Company Folders, Inc.
- Company type: Private
- Founded: 2003; 22 years ago
- Founder: Vladimir Gendelman
- Headquarters: Pontiac, Michigan, United States
- Area served: United States
- Key people: Vladimir Gendelman (CEO)
- Products: Document folders, Ring binders, report covers, and business cards
- Website: companyfolders.com

= Company Folders =

Company Folders, Inc. is an American online retailer based in Pontiac, Michigan. It specializes in selling customized document folders, report covers, and business cards.

Vladimir Gendelman founded the company in 2003 and now serves as its CEO.

==History==
Company Folders was founded in 2003 by a Ukrainian-born immigrant, Vladimir Gendelman. He founded it based on an observation of a limited availability of customizable presentation folders online. Prior to starting Company Folders, Gendelman owned a computer repair shop. Facing challenges in securing traditional bank financing, Gendelman initially financed the venture using credit cards. By 2004, the company achieved self-sustainability, allowing Gendelman to settle his credit card debts.

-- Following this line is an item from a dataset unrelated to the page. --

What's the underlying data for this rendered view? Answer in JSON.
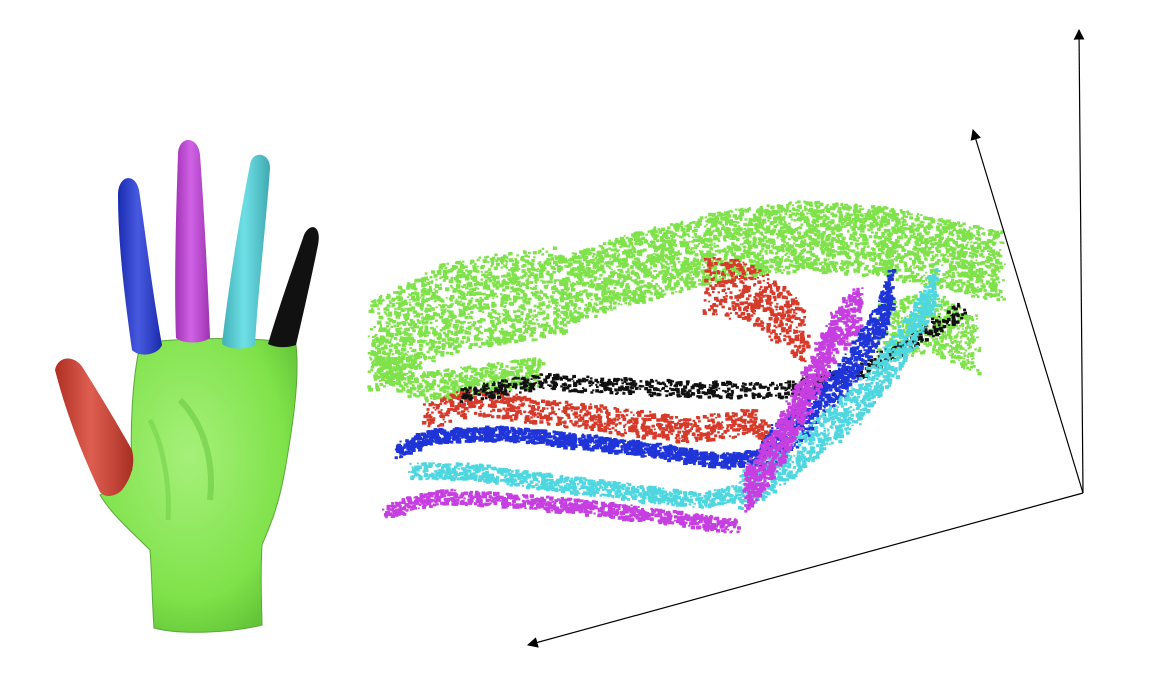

In June 2008, Company Folders relocated its headquarters from Waterford, Michigan to Keego Harbor, Michigan. Later, it was relocated to Pontiac, Michigan in 2017.

In May 2013, Company Folders launched Folder Design Gallery.

In 2022, following the Russian invasion of Ukraine, Company Folders suspended its operations in Ukraine. In the same year, the company removed the college degree requirement to apply to its jobs.